Jim and Jean Roeber
When asked about the essence of Gonzaga, Jim Roeber is quick to recall a conversation he once had with Father Bernard J. Coughlin, S.J. The words proffered by the former Gonzaga president in that exchange, though brief, made a powerful and lasting impression.
“If we don’t have that personal relationship with every student,” Fr. Coughlin told Jim, “then we feel we have failed.”
Gonzaga, in Jim’s unwavering estimation, has never failed his family. Four of the Roebers’ daughters are Gonzaga alumnae; however, two of them might not have graduated without, as Jim likes to say, “the University going the extra mile.” In the early 1970s, Jim was working for a company in California that, after a sale and change in management, directed employees to apply discriminatory pricing practices against a few specific customers. Jim refused to comply, so he resigned. Jim and his wife, Jean, informed Gonzaga it would be unlikely that their daughters would be returning to school; but Fr. Coughlin said, “You send your kids and we’ll make it work.”

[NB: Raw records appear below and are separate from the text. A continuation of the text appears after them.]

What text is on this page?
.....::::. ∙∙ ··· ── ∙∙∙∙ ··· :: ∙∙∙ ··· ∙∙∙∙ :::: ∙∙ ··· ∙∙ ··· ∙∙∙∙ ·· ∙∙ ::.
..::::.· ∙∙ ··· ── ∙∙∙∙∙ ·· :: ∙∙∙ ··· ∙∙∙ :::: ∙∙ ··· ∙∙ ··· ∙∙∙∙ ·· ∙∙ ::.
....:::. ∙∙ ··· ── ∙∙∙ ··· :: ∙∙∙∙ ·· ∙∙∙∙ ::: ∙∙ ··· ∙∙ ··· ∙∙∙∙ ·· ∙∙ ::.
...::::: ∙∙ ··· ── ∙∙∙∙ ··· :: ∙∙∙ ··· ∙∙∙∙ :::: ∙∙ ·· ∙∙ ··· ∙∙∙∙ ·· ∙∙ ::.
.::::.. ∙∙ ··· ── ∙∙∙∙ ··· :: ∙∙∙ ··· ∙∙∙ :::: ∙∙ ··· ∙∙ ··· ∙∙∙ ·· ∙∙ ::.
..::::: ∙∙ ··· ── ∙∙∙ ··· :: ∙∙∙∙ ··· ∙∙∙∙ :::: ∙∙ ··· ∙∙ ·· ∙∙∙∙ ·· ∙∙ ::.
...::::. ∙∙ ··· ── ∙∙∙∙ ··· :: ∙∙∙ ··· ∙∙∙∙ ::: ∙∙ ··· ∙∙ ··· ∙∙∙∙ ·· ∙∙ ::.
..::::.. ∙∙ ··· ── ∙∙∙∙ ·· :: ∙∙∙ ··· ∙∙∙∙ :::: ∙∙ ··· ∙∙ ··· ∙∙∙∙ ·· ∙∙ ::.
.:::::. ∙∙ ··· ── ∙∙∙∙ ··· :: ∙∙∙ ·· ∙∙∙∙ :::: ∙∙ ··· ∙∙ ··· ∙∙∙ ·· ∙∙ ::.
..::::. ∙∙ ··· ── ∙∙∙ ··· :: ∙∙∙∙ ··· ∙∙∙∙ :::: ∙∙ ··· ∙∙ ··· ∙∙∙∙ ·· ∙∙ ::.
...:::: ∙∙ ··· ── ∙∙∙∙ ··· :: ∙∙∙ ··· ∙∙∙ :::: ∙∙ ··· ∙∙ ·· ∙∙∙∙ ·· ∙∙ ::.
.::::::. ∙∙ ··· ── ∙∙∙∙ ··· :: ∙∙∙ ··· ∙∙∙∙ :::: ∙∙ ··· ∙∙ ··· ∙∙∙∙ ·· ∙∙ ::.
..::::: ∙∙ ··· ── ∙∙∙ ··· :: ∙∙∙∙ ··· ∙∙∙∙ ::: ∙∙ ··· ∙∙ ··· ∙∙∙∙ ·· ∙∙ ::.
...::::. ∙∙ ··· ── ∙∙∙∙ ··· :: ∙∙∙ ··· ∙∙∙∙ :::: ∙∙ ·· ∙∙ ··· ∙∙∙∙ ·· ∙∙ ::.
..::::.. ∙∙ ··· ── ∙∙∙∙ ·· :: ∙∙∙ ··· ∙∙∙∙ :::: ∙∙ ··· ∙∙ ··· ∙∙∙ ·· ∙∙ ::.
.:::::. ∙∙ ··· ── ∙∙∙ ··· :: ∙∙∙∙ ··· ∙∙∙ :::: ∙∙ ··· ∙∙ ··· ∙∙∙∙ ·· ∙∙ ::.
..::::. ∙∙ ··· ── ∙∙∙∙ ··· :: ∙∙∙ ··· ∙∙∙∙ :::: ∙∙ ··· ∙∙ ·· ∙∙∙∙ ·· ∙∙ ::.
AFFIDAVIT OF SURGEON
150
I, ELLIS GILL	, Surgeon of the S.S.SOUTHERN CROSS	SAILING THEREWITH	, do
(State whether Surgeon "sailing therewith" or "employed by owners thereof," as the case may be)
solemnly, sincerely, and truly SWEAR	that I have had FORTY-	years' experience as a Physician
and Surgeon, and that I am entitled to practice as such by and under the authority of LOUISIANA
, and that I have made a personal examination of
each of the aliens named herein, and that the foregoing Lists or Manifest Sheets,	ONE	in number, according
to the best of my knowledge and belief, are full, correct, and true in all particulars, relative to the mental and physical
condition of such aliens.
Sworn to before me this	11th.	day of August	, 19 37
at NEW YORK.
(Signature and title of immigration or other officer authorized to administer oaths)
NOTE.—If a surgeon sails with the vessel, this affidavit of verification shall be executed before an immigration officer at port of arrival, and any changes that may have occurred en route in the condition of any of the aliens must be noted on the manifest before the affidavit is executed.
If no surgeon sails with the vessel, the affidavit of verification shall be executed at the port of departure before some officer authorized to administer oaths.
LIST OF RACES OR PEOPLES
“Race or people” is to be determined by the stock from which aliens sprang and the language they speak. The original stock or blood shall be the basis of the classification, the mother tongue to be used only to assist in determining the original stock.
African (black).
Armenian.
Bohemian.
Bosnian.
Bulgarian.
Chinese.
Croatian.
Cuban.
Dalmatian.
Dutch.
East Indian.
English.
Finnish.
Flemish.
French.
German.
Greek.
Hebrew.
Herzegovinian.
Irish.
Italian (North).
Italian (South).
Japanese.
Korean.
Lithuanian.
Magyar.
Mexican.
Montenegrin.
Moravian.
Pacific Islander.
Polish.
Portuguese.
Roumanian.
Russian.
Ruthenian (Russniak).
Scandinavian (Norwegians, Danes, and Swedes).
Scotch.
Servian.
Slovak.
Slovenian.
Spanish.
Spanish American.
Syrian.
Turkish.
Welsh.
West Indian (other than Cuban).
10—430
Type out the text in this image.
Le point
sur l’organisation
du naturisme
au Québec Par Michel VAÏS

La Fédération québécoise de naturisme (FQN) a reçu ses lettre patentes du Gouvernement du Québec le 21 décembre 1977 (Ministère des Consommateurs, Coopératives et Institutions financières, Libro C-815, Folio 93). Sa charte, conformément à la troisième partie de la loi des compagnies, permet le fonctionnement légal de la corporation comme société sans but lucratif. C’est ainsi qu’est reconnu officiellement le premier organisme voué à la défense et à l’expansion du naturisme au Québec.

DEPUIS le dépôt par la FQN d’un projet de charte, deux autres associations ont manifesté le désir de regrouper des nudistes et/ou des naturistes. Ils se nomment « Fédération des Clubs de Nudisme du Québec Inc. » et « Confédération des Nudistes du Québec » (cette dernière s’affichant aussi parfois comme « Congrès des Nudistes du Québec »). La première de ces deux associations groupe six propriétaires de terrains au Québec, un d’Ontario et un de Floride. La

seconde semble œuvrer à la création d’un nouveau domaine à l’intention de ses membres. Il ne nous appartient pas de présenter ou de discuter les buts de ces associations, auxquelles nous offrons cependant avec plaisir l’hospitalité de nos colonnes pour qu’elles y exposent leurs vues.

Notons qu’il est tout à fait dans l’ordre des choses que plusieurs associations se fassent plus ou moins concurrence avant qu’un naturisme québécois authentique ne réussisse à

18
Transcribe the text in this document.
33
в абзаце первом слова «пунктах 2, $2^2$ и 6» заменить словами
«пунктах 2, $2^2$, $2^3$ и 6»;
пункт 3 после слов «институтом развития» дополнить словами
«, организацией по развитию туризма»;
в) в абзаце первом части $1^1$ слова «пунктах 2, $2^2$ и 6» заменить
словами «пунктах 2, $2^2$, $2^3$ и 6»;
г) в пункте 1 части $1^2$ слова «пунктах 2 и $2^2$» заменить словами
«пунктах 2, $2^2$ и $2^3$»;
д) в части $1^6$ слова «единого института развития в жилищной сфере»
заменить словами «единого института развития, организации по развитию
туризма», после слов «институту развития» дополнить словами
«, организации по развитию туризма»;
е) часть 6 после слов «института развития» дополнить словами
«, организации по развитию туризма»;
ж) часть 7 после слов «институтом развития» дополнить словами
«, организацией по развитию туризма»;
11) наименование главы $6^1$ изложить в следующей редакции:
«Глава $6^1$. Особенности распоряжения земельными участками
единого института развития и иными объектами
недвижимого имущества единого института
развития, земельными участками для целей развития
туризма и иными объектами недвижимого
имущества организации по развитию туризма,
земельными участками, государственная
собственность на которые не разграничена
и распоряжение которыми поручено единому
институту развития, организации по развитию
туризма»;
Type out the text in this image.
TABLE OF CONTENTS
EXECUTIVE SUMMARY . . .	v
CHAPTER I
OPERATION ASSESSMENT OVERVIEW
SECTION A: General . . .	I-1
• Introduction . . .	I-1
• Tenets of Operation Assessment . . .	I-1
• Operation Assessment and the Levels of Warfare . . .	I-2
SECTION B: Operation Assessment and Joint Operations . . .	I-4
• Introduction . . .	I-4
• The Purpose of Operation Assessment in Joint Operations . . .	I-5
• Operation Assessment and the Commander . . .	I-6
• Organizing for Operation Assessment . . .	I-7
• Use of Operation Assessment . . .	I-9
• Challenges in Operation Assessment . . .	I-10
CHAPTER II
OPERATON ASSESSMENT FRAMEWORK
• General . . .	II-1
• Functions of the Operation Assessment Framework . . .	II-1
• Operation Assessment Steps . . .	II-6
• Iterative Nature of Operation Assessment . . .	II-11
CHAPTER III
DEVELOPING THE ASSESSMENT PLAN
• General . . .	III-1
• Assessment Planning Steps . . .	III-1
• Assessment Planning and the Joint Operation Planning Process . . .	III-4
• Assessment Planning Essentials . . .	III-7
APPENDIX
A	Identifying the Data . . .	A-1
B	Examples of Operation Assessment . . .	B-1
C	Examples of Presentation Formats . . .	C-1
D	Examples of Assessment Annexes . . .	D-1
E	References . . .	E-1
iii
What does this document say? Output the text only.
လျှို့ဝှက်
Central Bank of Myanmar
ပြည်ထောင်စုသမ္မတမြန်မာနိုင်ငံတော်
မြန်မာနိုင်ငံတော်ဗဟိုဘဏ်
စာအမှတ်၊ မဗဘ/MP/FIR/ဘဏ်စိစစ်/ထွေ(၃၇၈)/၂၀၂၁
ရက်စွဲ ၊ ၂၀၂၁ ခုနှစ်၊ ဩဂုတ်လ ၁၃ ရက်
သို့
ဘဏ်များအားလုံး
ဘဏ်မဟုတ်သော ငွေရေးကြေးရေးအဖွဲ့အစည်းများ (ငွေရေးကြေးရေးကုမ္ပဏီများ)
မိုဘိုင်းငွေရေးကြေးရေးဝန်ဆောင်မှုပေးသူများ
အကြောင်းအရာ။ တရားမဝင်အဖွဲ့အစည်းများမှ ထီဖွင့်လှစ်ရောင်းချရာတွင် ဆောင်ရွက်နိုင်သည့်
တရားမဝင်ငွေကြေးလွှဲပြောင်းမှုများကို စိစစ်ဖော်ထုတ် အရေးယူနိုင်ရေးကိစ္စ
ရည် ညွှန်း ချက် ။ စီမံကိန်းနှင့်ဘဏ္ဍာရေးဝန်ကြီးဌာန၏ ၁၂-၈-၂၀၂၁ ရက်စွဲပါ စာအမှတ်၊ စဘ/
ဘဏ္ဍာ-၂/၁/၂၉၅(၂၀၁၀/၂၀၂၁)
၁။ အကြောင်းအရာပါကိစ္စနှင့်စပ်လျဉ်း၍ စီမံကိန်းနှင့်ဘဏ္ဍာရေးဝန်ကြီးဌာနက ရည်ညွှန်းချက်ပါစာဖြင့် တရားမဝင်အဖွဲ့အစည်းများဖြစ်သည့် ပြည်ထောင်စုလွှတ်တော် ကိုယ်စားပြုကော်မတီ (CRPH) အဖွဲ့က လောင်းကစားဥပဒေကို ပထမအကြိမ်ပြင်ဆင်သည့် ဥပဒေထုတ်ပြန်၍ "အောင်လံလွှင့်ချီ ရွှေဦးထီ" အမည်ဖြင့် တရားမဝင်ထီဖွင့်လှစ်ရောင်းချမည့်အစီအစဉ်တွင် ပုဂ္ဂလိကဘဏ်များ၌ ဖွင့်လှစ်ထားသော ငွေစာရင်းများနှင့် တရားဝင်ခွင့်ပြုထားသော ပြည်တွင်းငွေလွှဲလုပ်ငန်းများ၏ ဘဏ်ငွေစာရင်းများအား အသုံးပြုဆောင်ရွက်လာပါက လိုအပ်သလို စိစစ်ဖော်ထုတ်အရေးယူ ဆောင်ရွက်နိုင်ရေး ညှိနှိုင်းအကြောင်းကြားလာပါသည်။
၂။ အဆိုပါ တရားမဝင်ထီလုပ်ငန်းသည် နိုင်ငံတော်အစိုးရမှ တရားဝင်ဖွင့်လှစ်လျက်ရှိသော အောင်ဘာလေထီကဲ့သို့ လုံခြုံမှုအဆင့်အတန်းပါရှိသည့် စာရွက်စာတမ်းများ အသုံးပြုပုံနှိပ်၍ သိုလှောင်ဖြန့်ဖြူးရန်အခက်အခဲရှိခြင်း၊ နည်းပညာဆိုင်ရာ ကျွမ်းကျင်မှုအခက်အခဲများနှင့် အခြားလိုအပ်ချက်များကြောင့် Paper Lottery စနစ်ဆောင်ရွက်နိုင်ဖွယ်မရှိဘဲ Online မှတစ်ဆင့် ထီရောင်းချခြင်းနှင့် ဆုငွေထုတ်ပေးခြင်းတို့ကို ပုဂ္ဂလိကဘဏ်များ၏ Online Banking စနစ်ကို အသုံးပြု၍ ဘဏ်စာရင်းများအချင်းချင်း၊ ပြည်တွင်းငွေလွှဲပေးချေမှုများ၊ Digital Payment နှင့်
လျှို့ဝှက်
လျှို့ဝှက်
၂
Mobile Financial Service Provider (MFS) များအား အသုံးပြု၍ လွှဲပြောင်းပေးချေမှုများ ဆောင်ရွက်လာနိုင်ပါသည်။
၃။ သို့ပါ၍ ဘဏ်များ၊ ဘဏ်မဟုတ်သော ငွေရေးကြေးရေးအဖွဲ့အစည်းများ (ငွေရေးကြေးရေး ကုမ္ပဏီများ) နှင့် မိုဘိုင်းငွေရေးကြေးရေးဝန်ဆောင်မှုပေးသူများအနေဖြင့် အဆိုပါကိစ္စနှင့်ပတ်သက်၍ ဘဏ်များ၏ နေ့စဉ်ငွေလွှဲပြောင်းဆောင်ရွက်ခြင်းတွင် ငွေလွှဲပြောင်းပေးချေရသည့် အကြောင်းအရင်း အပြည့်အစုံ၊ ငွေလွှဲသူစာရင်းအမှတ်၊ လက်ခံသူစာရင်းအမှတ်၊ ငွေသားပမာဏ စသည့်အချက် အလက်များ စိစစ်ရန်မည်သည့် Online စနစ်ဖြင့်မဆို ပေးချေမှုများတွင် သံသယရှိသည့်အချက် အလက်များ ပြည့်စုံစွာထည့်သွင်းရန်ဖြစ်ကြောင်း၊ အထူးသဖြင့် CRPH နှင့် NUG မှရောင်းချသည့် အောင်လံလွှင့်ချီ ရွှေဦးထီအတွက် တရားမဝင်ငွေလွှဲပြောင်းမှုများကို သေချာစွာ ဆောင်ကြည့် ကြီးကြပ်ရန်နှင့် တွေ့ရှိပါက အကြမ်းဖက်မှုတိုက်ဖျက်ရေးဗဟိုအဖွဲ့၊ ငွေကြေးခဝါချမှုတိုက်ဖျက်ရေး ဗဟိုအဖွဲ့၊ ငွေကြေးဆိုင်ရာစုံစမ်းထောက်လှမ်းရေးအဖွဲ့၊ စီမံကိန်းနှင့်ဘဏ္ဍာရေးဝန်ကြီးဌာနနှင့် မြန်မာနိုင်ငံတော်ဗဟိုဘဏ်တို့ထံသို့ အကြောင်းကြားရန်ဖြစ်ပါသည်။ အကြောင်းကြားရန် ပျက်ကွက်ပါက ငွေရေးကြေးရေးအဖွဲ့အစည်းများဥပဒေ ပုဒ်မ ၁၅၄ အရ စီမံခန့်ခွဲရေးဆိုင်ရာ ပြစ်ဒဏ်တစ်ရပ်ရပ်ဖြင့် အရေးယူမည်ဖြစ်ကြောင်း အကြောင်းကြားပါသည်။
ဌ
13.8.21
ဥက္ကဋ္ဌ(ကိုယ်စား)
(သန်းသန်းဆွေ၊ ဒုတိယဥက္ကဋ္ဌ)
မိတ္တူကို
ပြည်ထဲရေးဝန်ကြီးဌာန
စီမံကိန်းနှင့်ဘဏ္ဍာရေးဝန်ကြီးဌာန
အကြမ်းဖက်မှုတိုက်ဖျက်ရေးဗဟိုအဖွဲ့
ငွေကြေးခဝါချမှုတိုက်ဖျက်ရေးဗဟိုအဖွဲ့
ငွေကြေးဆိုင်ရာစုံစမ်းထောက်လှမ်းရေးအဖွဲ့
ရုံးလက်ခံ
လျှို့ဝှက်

“They did a lot for our family at a time when we really needed it,” Jean said of Gonzaga, “and our girls have done well with their education.”
Now the Roebers feel it is their obligation to not only help provide an exemplary Jesuit education for others, but also sustain the essence of Gonzaga. That is why he and Jean give so generously to the University. In addition to establishing the Jim and Jean Roeber Family Endowed Scholarship in 1984, the couple has indicated a bequest for Gonzaga in their will.
“From our total estate, each of our kids gets a piece and the other portion is divided up amongst three different charities,” said Jim, ”and GU is the first one.”
“We hope it pays back some of the really great things Gonzaga did for us,” Jean said. “They made it happen for us and we want to make it happen for somebody else.”